In the aftermath of World War Two, the losing nations did not become slaves to the victorious nations.

The loss was evidenced by a debt attached to the business mechanisms in the losing nations.

One could argue that some of the places may have realized an increase in human rights where less previously existed.

Although there arguably exists a financial reality between any two individuals, the outright ownership of one person by another has been outlawed in the U.S. and in most parts of the world.

Unfortunately, this consciousness has yet to fill the entire world.

Or more clearly stated; human rights have yet to change the laws of all men found throughout the world.

One thing is the law, obedience to the law is something else.

There are other forms of slavery, yet these are more subtle and slide along a scale of human perception.

There is an argument that a slavery to depravity still exists in the world, and is largely unseen and actually embraced by many people.

This kind of slavery brings in the moral argument.

For one side of the argument, morality is subjective and undefinable.

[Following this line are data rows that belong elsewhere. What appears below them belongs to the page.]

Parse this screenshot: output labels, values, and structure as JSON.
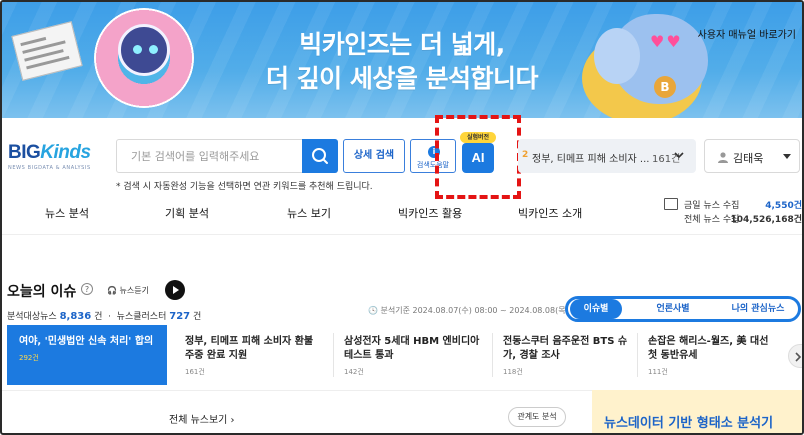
{
  "banner": {
    "headline_line1": "빅카인즈는 더 넓게,",
    "headline_line2": "더 깊이 세상을 분석합니다",
    "manual_link": "사용자 매뉴얼 바로가기",
    "coin_letter": "B"
  },
  "logo": {
    "big": "BIG",
    "kinds": "Kinds",
    "sub": "NEWS BIGDATA & ANALYSIS"
  },
  "search": {
    "placeholder": "기본 검색어를 입력해주세요",
    "value": "",
    "detail_button": "상세 검색",
    "guide_button": "검색도움말",
    "ai_button": "AI",
    "beta_badge": "실험버전",
    "hint": "* 검색 시 자동완성 기능을 선택하면 연관 키워드를 추천해 드립니다."
  },
  "issue_select": {
    "rank": "2",
    "text": "정부, 티메프 피해 소비자 ...",
    "count": "161건"
  },
  "user": {
    "name": "김태욱"
  },
  "nav": {
    "items": [
      "뉴스 분석",
      "기획 분석",
      "뉴스 보기",
      "빅카인즈 활용",
      "빅카인즈 소개"
    ]
  },
  "stats": {
    "today_label": "금일 뉴스 수집",
    "today_value": "4,550건",
    "total_label": "전체 뉴스 수집",
    "total_value": "104,526,168건"
  },
  "today": {
    "title": "오늘의 이슈",
    "help": "?",
    "listen": "뉴스듣기",
    "target_label": "분석대상뉴스",
    "target_value": "8,836",
    "target_unit": "건",
    "cluster_label": "뉴스클러스터",
    "cluster_value": "727",
    "cluster_unit": "건",
    "period": "분석기준 2024.08.07(수) 08:00 ~ 2024.08.08(목) 08:00",
    "tabs": [
      "이슈별",
      "언론사별",
      "나의 관심뉴스"
    ]
  },
  "cards": [
    {
      "title": "여야, '민생법안 신속 처리' 합의",
      "count": "292건"
    },
    {
      "title": "정부, 티메프 피해 소비자 환불 주중 완료 지원",
      "count": "161건"
    },
    {
      "title": "삼성전자 5세대 HBM 엔비디아 테스트 통과",
      "count": "142건"
    },
    {
      "title": "전동스쿠터 음주운전 BTS 슈가, 경찰 조사",
      "count": "118건"
    },
    {
      "title": "손잡은 해리스-월즈, 美 대선 첫 동반유세",
      "count": "111건"
    }
  ],
  "bottom": {
    "news_all": "전체 뉴스보기 ›",
    "keyword_button": "관계도 분석",
    "morph_title": "뉴스데이터 기반 형태소 분석기"
  },
  "colors": {
    "primary": "#1c7ae0",
    "highlight": "#e41414",
    "badge": "#ffd53b"
  }
}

Again, the deniability of an Almighty God; the core of humanity's concept of itself and the world.

The foundation of the laws of mankind are based upon the premise that an Almighty God exists, and both blesses obedience and condemns disobedience.

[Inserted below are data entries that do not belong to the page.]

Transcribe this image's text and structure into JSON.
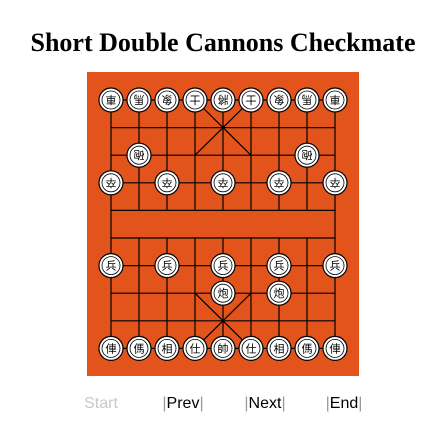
{
  "title": "Short Double Cannons Checkmate",
  "colors": {
    "board": "#e2541c",
    "grid": "#000000",
    "piece_fill": "#ffffff",
    "piece_stroke": "#000000"
  },
  "controls": {
    "start_label": "Start",
    "prev_label": "Prev",
    "next_label": "Next",
    "end_label": "End",
    "start_enabled": false
  },
  "board": {
    "files": 9,
    "ranks": 10,
    "pieces": [
      {
        "file": 0,
        "rank": 0,
        "glyph": "車",
        "side": "top"
      },
      {
        "file": 1,
        "rank": 0,
        "glyph": "馬",
        "side": "top"
      },
      {
        "file": 2,
        "rank": 0,
        "glyph": "象",
        "side": "top"
      },
      {
        "file": 3,
        "rank": 0,
        "glyph": "士",
        "side": "top"
      },
      {
        "file": 4,
        "rank": 0,
        "glyph": "將",
        "side": "top"
      },
      {
        "file": 5,
        "rank": 0,
        "glyph": "士",
        "side": "top"
      },
      {
        "file": 6,
        "rank": 0,
        "glyph": "象",
        "side": "top"
      },
      {
        "file": 7,
        "rank": 0,
        "glyph": "馬",
        "side": "top"
      },
      {
        "file": 8,
        "rank": 0,
        "glyph": "車",
        "side": "top"
      },
      {
        "file": 1,
        "rank": 2,
        "glyph": "砲",
        "side": "top"
      },
      {
        "file": 7,
        "rank": 2,
        "glyph": "砲",
        "side": "top"
      },
      {
        "file": 0,
        "rank": 3,
        "glyph": "卒",
        "side": "top"
      },
      {
        "file": 2,
        "rank": 3,
        "glyph": "卒",
        "side": "top"
      },
      {
        "file": 4,
        "rank": 3,
        "glyph": "卒",
        "side": "top"
      },
      {
        "file": 6,
        "rank": 3,
        "glyph": "卒",
        "side": "top"
      },
      {
        "file": 8,
        "rank": 3,
        "glyph": "卒",
        "side": "top"
      },
      {
        "file": 0,
        "rank": 6,
        "glyph": "兵",
        "side": "bottom"
      },
      {
        "file": 2,
        "rank": 6,
        "glyph": "兵",
        "side": "bottom"
      },
      {
        "file": 4,
        "rank": 6,
        "glyph": "兵",
        "side": "bottom"
      },
      {
        "file": 6,
        "rank": 6,
        "glyph": "兵",
        "side": "bottom"
      },
      {
        "file": 8,
        "rank": 6,
        "glyph": "兵",
        "side": "bottom"
      },
      {
        "file": 4,
        "rank": 7,
        "glyph": "炮",
        "side": "bottom"
      },
      {
        "file": 6,
        "rank": 7,
        "glyph": "炮",
        "side": "bottom"
      },
      {
        "file": 0,
        "rank": 9,
        "glyph": "俥",
        "side": "bottom"
      },
      {
        "file": 1,
        "rank": 9,
        "glyph": "傌",
        "side": "bottom"
      },
      {
        "file": 2,
        "rank": 9,
        "glyph": "相",
        "side": "bottom"
      },
      {
        "file": 3,
        "rank": 9,
        "glyph": "仕",
        "side": "bottom"
      },
      {
        "file": 4,
        "rank": 9,
        "glyph": "帥",
        "side": "bottom"
      },
      {
        "file": 5,
        "rank": 9,
        "glyph": "仕",
        "side": "bottom"
      },
      {
        "file": 6,
        "rank": 9,
        "glyph": "相",
        "side": "bottom"
      },
      {
        "file": 7,
        "rank": 9,
        "glyph": "傌",
        "side": "bottom"
      },
      {
        "file": 8,
        "rank": 9,
        "glyph": "俥",
        "side": "bottom"
      }
    ]
  }
}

This is the historical context and reality from which all surviving peoples of the world have built their governments.

Where the idea of God has been rebuffed, a philosophy still reminiscent of God is defined.

In place is an ideal that laws are a product of man's consciousness of himself and his fellow man.

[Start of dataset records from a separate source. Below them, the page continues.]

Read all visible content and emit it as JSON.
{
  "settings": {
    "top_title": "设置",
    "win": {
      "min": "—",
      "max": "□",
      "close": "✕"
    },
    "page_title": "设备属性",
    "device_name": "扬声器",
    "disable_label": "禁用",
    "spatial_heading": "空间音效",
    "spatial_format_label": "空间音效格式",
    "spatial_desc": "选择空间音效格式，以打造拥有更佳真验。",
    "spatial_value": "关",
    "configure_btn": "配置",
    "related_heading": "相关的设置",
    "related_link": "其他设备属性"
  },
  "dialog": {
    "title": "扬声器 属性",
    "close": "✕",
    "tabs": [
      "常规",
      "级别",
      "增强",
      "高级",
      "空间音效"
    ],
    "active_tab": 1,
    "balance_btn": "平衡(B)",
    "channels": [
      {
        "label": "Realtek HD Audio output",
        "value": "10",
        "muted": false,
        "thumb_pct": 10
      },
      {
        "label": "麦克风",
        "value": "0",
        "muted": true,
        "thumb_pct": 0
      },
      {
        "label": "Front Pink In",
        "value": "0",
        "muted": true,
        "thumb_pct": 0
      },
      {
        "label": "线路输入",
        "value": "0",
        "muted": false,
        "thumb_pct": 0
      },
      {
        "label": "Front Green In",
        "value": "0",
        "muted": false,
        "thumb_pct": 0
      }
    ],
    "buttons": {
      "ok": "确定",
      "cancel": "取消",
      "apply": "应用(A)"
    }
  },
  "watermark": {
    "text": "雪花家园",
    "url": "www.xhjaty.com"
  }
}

To break these laws is to violate a sacred trust between human beings and an order that is evident throughout the world.

Laws are not automatically obeyed despite their clarity, acknowledgement and adherence by most people.

It is an issue of consciousness and conscienceless.

If you are conscious (awake and aware of who you are), then you are likely to have a vibrant conscience regarding what is right and wrong, and likely have a desire to do what is right.

If you are conscienceless (at odds with who you are), then you are likely to have a conscious based on relative excuses to allow yourself certain choices in life regardless of God's law.

If the former, you may be apt to recognize where your rights end and God's law always is.

If the latter, you may be apt to deny God's law for the sake of the rights people have made up for themselves that contradict God's law.

Historically, the two oppositions have swayed back and forth.

How so?

The hypocrisy is evident in almost all governments of the world.

For example, in the United States, an individual does not have the right to take the life of another human being... unless under specific scenarios.

Contradiction.

One either has a right or does not.

A law either allows or restricts all human beings from certain actions.

However, caveats and clauses are pervasive in man's law.

In special cases, or certain scenarios, a person is 'free' (or allowed) to kill another person.

Another sign of hypocrisy is the state's right to extinguish life; capital punishment.

The sliding scale depends on popular sentiment, which is yet another relative measure that attempts to deny an Almighty God.

It has become more popular in certain places on earth to move away from God's law in favor for man's law or what men perceive as an 'evolution' of humanity.

What is argued as mankind becoming more 'free' and 'mature' is actually a retrograde into depravity and moral ignorance.

This retrograde has been argued as 'rights' while the full extent of such disobedience has yet to be fully measured and realized on a larger scale... but it will be made evidently clear soon enough.

Why?

Because God's law is intrinsically tied to nature and the 'laws of nature' that men have coined to perceive.

God created man in His own image and likeness, while the very fabric God used to create man is bound to the elements of this world.

This should explain why mankind slides in their understanding and obedience to what is obvious and to what is opined as better than God's law.

So when finding divine qualities in humanity, so also is found earthly qualities in humanity.

This is why in our very selves we find contradiction and hypocrisy... and thus why the need for laws and rights to be written down and obeyed.